Created 08-25-2017 07:54 PM
I have a sqoop import that works fine via the command line
~$ sqoop import --connect "jdbc:sqlserver://10.100.197.46:1433;database=rtoISONE" --username hadoop --password XXXXXX --hive-import --hive-database pe rl3 --hive-overwrite -m 1 --table MaxIndex
but when when I try to run it with a oozie workflow it never leaves the RUNNING phase and when I look at it in yarn it sits at 95%, I know that my oozie is set up correctly for one thing because when I run a shell script under it, it completes with out problem.
workflow.xml
<?xml version="1.0" encoding="UTF-8" standalone="no"?> <workflow-app xmlns="uri:oozie:workflow:0.5" name="sqoop-wf"> <global/> <start to="sqoop"/> <action name="sqoop"> <sqoop xmlns="uri:oozie:sqoop-action:0.3"> <job-tracker>${resourceManager}</job-tracker> <name-node>${nameNode}</name-node> <command>${command}</command> </sqoop> <ok to="end"/> <error to="kill"/> </action> <kill name="kill"> <message>${wf:errorMessage(wf:lastErrorNode())}</message> </kill> <end name="end"/> </workflow-app>
job.properties
nameNode=hdfs://hadoopctrl:8020 resourceManager=hadoopctrl:8050 queueName=default oozie.use.system.libpath=true oozie.action.sharelib.for.sqoop=sqoop,hive,hcatalog oozie.wf.application.path=${nameNode}/user/${user.name} command=import --connect "jdbc:sqlserver://10.100.197.46:1433;database=rtoISONE" --username hadoop --password XXXXXX --hive-import --hive-database perl3 --hive-overwrite -m 1 --table MaxIndex
I have my vcores set to 10
I have tried adding different property to my workflow
<property> <name>mapred.reduce.tasks</name> <value>-1</value> </property> <property> <name>mapreduce.job.reduces</name> <value>1</value> </property> <property> <name>mapreduce.job.queuname</name> <value>launcher2</value> </property> <property> <name>mapred.compress.map.output</name> <value>true</value> </property>
Any ides any one has would be much appreciated
Thanks
Created 08-31-2017 12:25 PM
Ok we have resolved our issues, it was a combination of three things; @antin leszczyszyn and @Artem Ervits put me on the right road, I will document how we solved the issues in the hopes that it helps someone else.

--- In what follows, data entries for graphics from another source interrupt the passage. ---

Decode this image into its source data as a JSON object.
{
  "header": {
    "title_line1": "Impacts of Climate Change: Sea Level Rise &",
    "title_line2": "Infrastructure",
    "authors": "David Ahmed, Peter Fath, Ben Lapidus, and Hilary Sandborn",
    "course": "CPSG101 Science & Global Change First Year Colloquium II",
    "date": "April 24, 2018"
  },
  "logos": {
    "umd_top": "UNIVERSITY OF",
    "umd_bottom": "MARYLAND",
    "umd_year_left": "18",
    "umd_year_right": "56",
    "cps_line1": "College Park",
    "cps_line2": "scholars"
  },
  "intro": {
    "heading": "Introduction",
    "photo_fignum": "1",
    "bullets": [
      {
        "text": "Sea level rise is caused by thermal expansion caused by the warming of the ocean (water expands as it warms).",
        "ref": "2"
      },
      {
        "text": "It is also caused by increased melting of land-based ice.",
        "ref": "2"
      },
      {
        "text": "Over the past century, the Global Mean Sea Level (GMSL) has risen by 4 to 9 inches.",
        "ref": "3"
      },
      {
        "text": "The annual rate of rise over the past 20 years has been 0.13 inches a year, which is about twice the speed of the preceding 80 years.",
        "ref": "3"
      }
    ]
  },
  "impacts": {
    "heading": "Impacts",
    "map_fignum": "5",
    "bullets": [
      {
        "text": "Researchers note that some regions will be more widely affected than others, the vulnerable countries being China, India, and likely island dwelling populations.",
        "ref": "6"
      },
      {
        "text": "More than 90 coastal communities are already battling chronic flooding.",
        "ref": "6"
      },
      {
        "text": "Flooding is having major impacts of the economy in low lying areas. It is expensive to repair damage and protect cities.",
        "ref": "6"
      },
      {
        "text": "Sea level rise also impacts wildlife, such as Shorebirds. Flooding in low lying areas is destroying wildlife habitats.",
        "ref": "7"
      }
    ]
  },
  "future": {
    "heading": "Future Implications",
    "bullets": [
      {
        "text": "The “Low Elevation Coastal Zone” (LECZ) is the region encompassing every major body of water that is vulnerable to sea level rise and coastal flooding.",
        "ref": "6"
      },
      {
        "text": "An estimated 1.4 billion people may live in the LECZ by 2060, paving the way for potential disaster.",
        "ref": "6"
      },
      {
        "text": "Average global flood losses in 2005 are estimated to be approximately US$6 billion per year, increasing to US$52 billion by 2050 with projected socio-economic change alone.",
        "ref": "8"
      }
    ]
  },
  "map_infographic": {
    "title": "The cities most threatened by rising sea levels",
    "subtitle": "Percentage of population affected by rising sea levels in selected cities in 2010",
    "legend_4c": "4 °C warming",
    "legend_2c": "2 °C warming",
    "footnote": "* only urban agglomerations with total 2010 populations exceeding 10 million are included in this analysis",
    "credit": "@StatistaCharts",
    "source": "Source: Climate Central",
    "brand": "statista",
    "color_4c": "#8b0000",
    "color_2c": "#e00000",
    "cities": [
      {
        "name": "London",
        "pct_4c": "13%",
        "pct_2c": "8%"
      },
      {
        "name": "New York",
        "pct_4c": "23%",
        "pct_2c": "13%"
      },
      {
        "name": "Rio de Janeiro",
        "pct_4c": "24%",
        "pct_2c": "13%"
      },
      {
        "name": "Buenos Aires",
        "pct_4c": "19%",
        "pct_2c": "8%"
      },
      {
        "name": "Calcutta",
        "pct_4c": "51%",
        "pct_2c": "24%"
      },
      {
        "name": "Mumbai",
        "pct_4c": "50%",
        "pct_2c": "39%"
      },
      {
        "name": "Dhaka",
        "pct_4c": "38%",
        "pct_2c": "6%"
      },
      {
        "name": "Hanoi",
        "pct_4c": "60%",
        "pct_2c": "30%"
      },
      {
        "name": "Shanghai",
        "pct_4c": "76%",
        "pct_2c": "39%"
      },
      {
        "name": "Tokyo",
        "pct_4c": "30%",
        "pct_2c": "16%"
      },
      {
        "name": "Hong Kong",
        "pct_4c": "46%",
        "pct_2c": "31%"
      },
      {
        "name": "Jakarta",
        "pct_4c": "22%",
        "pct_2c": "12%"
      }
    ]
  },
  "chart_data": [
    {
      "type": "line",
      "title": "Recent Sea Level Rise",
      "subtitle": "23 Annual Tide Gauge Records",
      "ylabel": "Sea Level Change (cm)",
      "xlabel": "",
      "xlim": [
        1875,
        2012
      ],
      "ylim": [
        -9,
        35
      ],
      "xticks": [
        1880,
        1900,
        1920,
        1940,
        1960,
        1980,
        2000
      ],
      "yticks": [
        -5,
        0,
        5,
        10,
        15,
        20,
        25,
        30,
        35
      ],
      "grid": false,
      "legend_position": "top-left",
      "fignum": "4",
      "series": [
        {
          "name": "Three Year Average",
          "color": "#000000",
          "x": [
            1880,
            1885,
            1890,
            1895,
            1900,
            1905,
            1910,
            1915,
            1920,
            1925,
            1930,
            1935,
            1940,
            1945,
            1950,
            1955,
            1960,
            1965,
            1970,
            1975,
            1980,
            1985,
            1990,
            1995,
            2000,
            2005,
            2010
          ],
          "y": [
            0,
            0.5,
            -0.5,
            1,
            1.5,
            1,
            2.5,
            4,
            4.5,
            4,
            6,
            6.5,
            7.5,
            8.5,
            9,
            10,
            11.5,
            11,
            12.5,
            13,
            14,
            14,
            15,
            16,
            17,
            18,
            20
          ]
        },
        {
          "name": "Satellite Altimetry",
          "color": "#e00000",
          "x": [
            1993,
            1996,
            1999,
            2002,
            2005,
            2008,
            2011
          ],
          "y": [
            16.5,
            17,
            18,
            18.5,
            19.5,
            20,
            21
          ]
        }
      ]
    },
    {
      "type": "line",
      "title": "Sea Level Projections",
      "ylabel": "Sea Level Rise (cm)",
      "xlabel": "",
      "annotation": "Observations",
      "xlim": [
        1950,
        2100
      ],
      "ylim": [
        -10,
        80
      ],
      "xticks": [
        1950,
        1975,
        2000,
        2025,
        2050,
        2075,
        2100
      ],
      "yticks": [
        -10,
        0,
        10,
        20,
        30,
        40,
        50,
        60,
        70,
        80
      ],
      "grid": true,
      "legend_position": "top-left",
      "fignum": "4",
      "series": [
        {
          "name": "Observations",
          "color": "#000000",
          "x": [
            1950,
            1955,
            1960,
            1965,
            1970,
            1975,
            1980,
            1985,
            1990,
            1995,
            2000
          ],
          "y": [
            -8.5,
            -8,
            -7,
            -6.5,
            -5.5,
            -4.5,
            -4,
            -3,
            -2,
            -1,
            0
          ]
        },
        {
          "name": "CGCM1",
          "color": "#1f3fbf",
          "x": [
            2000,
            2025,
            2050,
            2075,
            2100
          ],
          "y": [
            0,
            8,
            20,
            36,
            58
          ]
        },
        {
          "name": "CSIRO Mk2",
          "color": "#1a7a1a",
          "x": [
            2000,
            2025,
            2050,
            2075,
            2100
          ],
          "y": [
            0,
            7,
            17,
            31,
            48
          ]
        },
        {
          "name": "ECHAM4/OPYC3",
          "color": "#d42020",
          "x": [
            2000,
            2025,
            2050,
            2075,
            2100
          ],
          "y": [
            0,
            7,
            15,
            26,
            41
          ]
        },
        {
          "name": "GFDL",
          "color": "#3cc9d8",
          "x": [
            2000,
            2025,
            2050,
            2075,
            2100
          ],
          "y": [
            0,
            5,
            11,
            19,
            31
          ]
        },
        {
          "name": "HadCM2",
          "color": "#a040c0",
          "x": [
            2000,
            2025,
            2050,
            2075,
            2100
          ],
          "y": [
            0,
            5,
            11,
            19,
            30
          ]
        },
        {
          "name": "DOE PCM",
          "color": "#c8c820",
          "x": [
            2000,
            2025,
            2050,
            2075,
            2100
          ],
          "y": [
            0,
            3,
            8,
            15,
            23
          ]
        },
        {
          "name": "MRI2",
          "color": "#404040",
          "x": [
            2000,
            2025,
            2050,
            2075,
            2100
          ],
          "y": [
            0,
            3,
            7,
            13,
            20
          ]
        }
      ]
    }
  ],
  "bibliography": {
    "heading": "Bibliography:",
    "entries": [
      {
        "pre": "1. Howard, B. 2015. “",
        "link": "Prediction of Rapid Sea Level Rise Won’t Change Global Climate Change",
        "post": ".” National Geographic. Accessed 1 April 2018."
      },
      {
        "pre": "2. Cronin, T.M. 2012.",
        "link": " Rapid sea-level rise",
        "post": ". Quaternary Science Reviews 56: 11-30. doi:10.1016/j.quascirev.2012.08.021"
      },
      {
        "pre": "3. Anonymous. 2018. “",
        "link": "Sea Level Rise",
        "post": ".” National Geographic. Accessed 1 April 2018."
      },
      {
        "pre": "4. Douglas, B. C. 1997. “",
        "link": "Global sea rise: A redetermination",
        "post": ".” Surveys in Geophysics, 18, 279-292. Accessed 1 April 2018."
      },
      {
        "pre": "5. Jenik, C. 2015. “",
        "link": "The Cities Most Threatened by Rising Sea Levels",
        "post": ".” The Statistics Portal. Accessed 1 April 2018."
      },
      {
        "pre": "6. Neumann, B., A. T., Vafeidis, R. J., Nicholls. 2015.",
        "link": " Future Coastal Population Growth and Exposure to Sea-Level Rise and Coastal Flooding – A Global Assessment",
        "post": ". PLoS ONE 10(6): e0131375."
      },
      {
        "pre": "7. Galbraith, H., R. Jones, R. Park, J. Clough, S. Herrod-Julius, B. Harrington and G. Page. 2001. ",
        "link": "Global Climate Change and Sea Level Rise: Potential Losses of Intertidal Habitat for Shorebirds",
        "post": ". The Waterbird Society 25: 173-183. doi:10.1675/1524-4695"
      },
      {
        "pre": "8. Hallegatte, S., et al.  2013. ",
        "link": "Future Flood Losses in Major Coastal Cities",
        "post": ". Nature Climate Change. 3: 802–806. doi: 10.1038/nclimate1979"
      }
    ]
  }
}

1. As Antin pointed out we had a user issue our group had installed apache ranger which changed the hadoop users and
permissions.
2. As Artem pointed out in the link to his tutorial we needed to create a lib folder in the folder that we are running our workflow from and add the jdbc.jar file and add the hive-site.xml and tez-site.xml .
3. When trying to trouble shoot this problem we had changed the scheduler to the fair version, we changed it back to
capacity scheduler and changed maximum-am-resource-percent=0.2 to 0.6
Thanks for the help
Created 08-31-2017 12:25 PM
Ok we have resolved our issues, it was a combination of three things; @antin leszczyszyn and @Artem Ervits put me on the right road, I will document how we solved the issues in the hopes that it helps someone else.
1. As Antin pointed out we had a user issue our group had installed apache ranger which changed the hadoop users and
permissions.
2. As Artem pointed out in the link to his tutorial we needed to create a lib folder in the folder that we are running our workflow from and add the jdbc.jar file and add the hive-site.xml and tez-site.xml .
3. When trying to trouble shoot this problem we had changed the scheduler to the fair version, we changed it back to
capacity scheduler and changed maximum-am-resource-percent=0.2 to 0.6
Thanks for the help
Created 08-31-2017 08:17 PM
You are welcome, glad you've got it sorted.